Beh, per esempio può esserci che tutti i gesti della vostra giornata non ci stanno in una pagina; e nemmeno nelle 365 di un’agenda; vi ci vorrebbero volumi per elencare fedelmente ogni cosa. Cosa si fa? Si taglia il superfluo, o almeno quello che non ci interessa dire: ma questo è già un gesto creativo; prima finzione.
Quando poi si tratta di scrivere cosa abbiamo provato - abbiamo litigato con la morosa, abbiamo menato il capo ufficio - lì non c’è altro modo che ricreare e venire a patti con le parole, perché i sentimenti sono indicibili e i termini che la lingua ci mette a disposizione per nominarli sono praticamente gusci vuoti; amore, dolore, dolcezza, emozione: non vogliono dire nulla e non sono che la pallida ombra di quello che possiamo provare. E così, per rendere l’idea ci tocca inventare metafore o similitudini che si avvicinino al nocciolo della questione; metafore e similitudini che sul momento non ci erano neanche passate per l’anticamera del cervello (perché eravamo troppo impegnati a picchiare il capo ufficio... o a vivere)
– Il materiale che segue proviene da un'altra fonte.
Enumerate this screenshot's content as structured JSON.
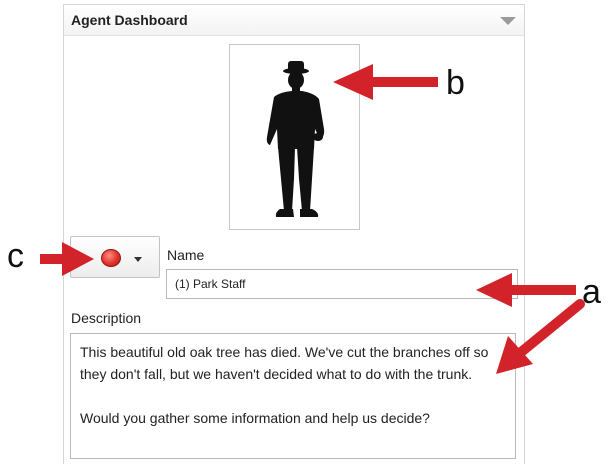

Quindi, scrivere di sé è una finzione.
Il che ha almeno un aspetto positivo: non dobbiamo essere fissati con la verità dei fatti. In narrativa, nelle storie, quando si raccontano o si scrivono, i fatti sono solo quello che ci serve per rendere bene l’idea di ciò che vogliamo dire; nel libro sulla vostra famiglia vostro cugino può essere biondo, alto due metri e con un padre bulgaro invece che moro, basso e di Granarolo Faentino; quello che conta è che sia perfetto per rendere l’idea della vostra vita...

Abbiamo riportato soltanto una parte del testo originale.